Ask anyone on the street to give you the definition of the word “polyglot” and he’ll mutter out something about “a person speaking many languages”. Still, if we go in depth we will find out that a polyglot is much more than this and they can be categorized through various means.
Strictly put, the dictionary definition of a polyglot is “someone that has a high degree of proficiency with several languages”. But being a polyglot is in itself a cultural and social status and this is undeniable. Knowing many languages isn’t just helpful for career or traveling purposes, it’s also heightening to you as a person in society and the views of others towards you will be undoubtedly changed for the better.
But let’s see what different types of polyglots are there and how you can “earn” your place in one of these categories. Take note that when counting the number of languages one speaks, you always consider his native tongue as well. Still, a person that only knows one foreign language (thus can speak two languages fluently) is not considered a polyglot. Instead, he is considered a “bilingual speaker”. There’s a debate on whether or not people speaking three languages fluently should be called polyglots or simply trilingual speakers, but it’s generally acknowledged that a person is only considered a true polyglot when he can fluently speak 3 foreign languages or above, plus his native tongue.
Still, how do you define a person as “speaking a language”? Knowing how to say “Hi my name is Joe” in 8 different languages won’t mean you can speak those languages and it will definitely not make you a polyglot. In order for you to be considered a speaker of a certain language you need to have a moderately solid base of vocabulary as well as an average grip on grammar, spelling, pronunciation and other similar elements of that language.

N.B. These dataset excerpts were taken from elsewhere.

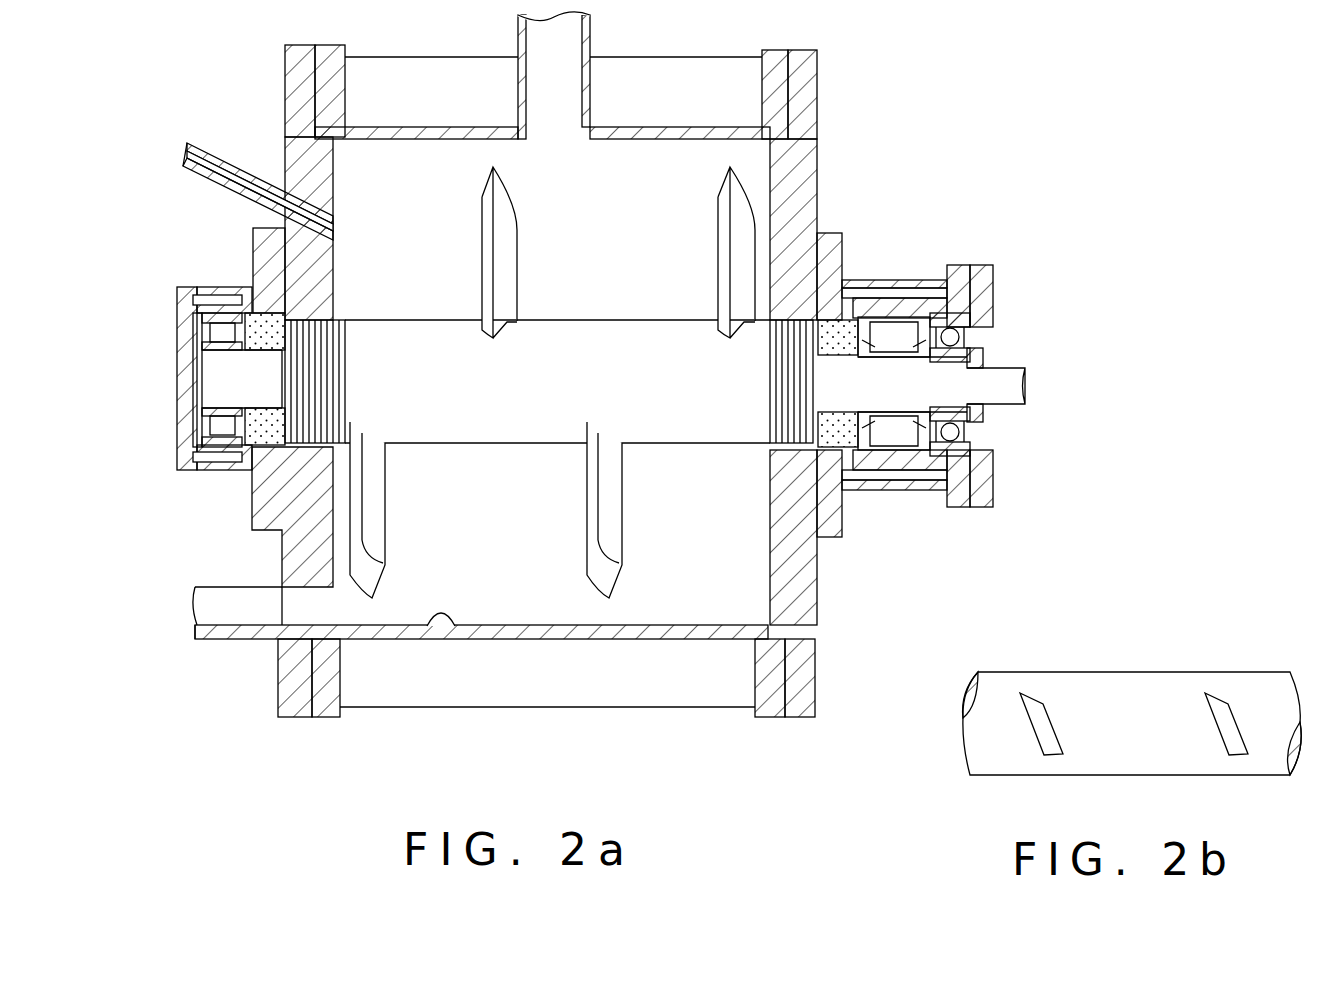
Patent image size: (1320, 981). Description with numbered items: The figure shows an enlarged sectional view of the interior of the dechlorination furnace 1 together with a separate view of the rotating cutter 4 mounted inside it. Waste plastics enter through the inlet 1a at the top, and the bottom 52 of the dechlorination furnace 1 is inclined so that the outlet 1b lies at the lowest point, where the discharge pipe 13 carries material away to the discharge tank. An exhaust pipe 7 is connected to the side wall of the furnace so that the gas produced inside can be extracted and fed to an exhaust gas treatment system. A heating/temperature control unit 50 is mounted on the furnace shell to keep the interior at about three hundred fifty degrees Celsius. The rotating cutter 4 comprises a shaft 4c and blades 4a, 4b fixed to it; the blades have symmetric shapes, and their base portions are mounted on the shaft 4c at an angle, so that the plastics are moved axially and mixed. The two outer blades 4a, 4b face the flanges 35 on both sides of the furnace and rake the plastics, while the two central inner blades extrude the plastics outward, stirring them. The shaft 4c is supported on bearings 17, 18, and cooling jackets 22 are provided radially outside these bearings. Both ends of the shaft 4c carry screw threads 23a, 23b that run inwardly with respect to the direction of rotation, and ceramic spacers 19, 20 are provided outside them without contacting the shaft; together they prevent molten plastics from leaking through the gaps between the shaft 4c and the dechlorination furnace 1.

In FIG. 2a, the dechlorination furnace 1 is at (780, 79).
In FIG. 2a, the inlet 1a is at (537, 45).
In FIG. 2a, the outlet 1b is at (300, 603).
In FIG. 2a, the rotating cutter 4 is at (557, 420).
In FIG. 2a, the blades 4a is at (612, 588).
In FIG. 2a, the blades 4b is at (503, 197).
In FIG. 2b, the blades 4b is at (1033, 710).
In FIG. 2a, the shaft 4c is at (633, 318).
In FIG. 2b, the shaft 4c is at (1132, 695).
In FIG. 2a, the exhaust pipe 7 is at (205, 150).
In FIG. 2a, the discharge pipe 13 is at (222, 603).
In FIG. 2a, the bearing 17 is at (972, 320).
In FIG. 2a, the bearing 18 is at (222, 325).
In FIG. 2a, the spacer 19 is at (252, 442).
In FIG. 2a, the spacer 20 is at (848, 320).
In FIG. 2a, the cooling jackets 22 is at (205, 460).
In FIG. 2a, the screw thread 23a is at (792, 455).
In FIG. 2a, the screw thread 23b is at (252, 515).
In FIG. 2a, the flanges 35 is at (818, 160).
In FIG. 2a, the heating/temperature control unit 50 is at (710, 75).
In FIG. 2a, the bottom 52 is at (432, 618).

Another problem that appears when dealing with this “language counting” phenomenon is the lack of clarity towards how you separate languages. For example, Scandinavian languages are quite similar to one another and a Norwegian speaker for example can usually understand a Swedish speaker without putting too much effort in it, so learning both languages is easy once you know one of them. This way, your language counter goes up 2 steps although you had an easy job. On the other end, a person learning the two major Chinese dialects of Cantonese and Mandarin will spend much more effort into them (the two dialects differ heavily and they are quite large and complicated, thus a pain to learn) and still get a single buff to their language counter.
Obviously, this is all just theoretical talk, since no one will really keep count of the languages you can speak. However, they will most likely be impressed when they’ll hear you talk in 3 or more languages on different occasions or when they’ll notice you can fluently talk both Chinese dialects or 3-4 Slavic languages.